3°/ Près de 20% des sémi­na­ristes se des­tinent à cette forme (ils étaient 160 pour la forme extra­or­di­naire, dont 40 envi­ron pour la Fraternité Saint-​Pie‑X, en 2008–2009) : Paix litur­gique, n. 176, 5 avril 2008. Si la crois­sance conti­nue comme ces der­nières années, dans deux ans au plus, 1/​4 des sémi­na­ristes fran­çais se des­ti­ne­ront à la forme extra­or­di­naire. Tout le monde sait d’ailleurs que si les prêtres tra­di­tion­nels avaient l’assurance d’avoir un apos­to­lat « nor­mal » dans les dio­cèses, le nombre de ces sémi­na­ristes serait plus impor­tant encore.

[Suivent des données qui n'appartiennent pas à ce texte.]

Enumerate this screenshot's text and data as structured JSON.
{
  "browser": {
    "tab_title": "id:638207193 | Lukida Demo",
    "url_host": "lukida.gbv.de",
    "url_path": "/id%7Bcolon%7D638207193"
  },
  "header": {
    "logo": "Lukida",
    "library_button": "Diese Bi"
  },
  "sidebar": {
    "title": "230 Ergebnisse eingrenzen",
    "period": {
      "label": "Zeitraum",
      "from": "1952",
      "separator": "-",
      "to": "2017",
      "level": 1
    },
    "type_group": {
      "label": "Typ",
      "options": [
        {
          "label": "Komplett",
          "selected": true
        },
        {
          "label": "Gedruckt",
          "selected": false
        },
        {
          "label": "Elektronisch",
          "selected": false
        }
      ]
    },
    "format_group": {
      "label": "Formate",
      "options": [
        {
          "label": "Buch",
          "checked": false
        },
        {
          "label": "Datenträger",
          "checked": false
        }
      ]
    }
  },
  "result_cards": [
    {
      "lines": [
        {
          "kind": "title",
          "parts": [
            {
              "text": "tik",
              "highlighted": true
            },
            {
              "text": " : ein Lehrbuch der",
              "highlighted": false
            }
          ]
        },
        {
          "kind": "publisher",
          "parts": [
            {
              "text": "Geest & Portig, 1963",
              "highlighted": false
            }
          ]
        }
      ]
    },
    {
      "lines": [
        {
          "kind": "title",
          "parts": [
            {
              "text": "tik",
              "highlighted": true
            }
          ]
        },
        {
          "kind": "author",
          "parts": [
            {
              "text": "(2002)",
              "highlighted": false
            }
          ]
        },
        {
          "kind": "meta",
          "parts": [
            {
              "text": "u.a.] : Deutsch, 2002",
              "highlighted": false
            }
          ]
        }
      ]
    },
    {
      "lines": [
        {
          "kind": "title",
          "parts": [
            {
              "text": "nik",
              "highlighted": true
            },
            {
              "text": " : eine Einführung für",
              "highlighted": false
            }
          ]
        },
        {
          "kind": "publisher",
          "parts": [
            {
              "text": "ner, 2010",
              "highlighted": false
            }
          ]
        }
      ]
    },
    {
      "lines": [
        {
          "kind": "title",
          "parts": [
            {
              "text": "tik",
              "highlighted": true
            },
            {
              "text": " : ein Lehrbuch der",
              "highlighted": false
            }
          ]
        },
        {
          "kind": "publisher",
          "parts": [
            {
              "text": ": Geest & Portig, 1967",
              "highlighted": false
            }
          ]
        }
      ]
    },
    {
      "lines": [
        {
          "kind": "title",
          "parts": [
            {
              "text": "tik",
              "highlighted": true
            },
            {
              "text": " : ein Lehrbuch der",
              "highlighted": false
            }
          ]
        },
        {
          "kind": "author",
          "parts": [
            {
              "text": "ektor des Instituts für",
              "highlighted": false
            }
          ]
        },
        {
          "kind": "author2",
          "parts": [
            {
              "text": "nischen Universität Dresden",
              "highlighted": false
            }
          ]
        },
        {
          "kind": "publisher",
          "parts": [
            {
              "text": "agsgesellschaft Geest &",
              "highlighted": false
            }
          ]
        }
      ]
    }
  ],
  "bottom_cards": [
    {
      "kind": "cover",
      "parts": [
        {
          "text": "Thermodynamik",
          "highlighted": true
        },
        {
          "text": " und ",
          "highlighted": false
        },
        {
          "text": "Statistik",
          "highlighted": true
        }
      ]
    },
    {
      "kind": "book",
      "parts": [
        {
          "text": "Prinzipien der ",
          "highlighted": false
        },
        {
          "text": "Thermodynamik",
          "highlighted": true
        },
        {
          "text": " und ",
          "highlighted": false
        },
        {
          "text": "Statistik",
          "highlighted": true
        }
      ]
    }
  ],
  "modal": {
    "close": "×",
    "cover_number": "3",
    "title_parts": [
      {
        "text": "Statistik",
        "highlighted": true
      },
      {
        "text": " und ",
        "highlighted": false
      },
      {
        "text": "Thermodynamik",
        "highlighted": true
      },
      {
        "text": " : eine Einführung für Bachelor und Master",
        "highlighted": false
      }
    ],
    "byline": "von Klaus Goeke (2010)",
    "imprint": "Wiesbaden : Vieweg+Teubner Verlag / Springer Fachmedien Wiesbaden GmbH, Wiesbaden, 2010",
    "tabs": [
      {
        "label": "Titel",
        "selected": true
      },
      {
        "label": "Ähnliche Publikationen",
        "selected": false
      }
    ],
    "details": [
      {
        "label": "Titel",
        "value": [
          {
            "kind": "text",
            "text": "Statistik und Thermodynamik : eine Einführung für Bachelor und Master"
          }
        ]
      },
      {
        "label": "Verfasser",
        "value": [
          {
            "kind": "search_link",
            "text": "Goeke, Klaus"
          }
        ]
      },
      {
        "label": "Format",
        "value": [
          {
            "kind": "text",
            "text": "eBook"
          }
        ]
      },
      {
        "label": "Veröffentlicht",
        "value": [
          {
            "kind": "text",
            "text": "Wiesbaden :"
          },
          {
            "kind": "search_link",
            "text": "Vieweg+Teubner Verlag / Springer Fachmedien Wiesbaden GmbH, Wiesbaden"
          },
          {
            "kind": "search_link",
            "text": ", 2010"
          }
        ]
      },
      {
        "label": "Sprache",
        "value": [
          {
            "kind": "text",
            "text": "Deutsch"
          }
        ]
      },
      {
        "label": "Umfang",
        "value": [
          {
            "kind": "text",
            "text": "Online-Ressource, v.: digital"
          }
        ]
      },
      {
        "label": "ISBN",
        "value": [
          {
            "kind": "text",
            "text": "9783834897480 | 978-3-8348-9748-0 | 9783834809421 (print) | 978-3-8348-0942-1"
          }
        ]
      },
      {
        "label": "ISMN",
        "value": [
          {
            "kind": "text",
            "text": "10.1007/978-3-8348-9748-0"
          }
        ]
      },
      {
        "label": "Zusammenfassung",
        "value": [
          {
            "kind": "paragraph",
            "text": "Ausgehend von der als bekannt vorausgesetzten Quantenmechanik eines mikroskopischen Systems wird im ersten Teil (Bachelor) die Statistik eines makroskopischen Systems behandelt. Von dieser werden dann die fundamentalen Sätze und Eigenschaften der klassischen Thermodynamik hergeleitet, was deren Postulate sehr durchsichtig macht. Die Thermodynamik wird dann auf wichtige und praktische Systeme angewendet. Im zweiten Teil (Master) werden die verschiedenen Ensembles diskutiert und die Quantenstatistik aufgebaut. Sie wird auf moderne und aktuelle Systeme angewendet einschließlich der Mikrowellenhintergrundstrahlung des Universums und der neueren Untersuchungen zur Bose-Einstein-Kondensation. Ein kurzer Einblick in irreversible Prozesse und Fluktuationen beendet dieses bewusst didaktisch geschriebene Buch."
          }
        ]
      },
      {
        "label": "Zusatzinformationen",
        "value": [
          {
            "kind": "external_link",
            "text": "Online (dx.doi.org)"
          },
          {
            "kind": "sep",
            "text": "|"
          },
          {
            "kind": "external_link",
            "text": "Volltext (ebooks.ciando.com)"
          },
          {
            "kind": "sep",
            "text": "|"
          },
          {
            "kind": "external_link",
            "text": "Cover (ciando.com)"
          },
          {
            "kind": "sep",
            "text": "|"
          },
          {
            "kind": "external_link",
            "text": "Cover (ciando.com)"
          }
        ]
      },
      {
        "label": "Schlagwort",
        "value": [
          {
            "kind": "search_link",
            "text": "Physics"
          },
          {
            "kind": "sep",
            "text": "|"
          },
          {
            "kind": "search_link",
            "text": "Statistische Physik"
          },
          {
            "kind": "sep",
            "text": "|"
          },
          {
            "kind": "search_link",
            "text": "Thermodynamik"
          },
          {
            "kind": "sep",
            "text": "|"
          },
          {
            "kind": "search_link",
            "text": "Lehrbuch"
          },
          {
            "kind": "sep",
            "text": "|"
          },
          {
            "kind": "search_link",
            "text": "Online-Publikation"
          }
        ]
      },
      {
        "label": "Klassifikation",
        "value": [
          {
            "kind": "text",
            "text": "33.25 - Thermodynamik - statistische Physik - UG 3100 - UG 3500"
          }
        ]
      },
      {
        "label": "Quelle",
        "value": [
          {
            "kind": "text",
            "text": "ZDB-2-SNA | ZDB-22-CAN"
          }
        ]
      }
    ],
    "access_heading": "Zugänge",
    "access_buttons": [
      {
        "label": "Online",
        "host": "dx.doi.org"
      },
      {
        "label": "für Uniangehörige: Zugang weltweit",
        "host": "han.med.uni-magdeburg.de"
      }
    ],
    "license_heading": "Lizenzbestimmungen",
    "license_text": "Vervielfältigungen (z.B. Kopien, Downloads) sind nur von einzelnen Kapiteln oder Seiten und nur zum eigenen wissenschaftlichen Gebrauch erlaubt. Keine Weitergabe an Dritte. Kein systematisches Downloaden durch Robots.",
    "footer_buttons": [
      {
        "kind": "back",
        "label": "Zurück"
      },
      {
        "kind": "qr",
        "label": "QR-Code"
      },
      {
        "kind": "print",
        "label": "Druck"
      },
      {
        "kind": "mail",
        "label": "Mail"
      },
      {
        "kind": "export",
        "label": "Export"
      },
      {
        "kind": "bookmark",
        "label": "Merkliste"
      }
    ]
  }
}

4°/ Enfin, 25% des voca­tions se des­tinent à la forme extra­or­di­naire (Paix litur­gique, n. 199, 12 octobre 2009). A la ren­trée de sep­tembre 2009, il y en 41 entrées (dont 17 seule­ment pour la Fraternité Saint-​Pie‑X) en 1ère année pour une for­ma­tion dans un sémi­naire traditionaliste. 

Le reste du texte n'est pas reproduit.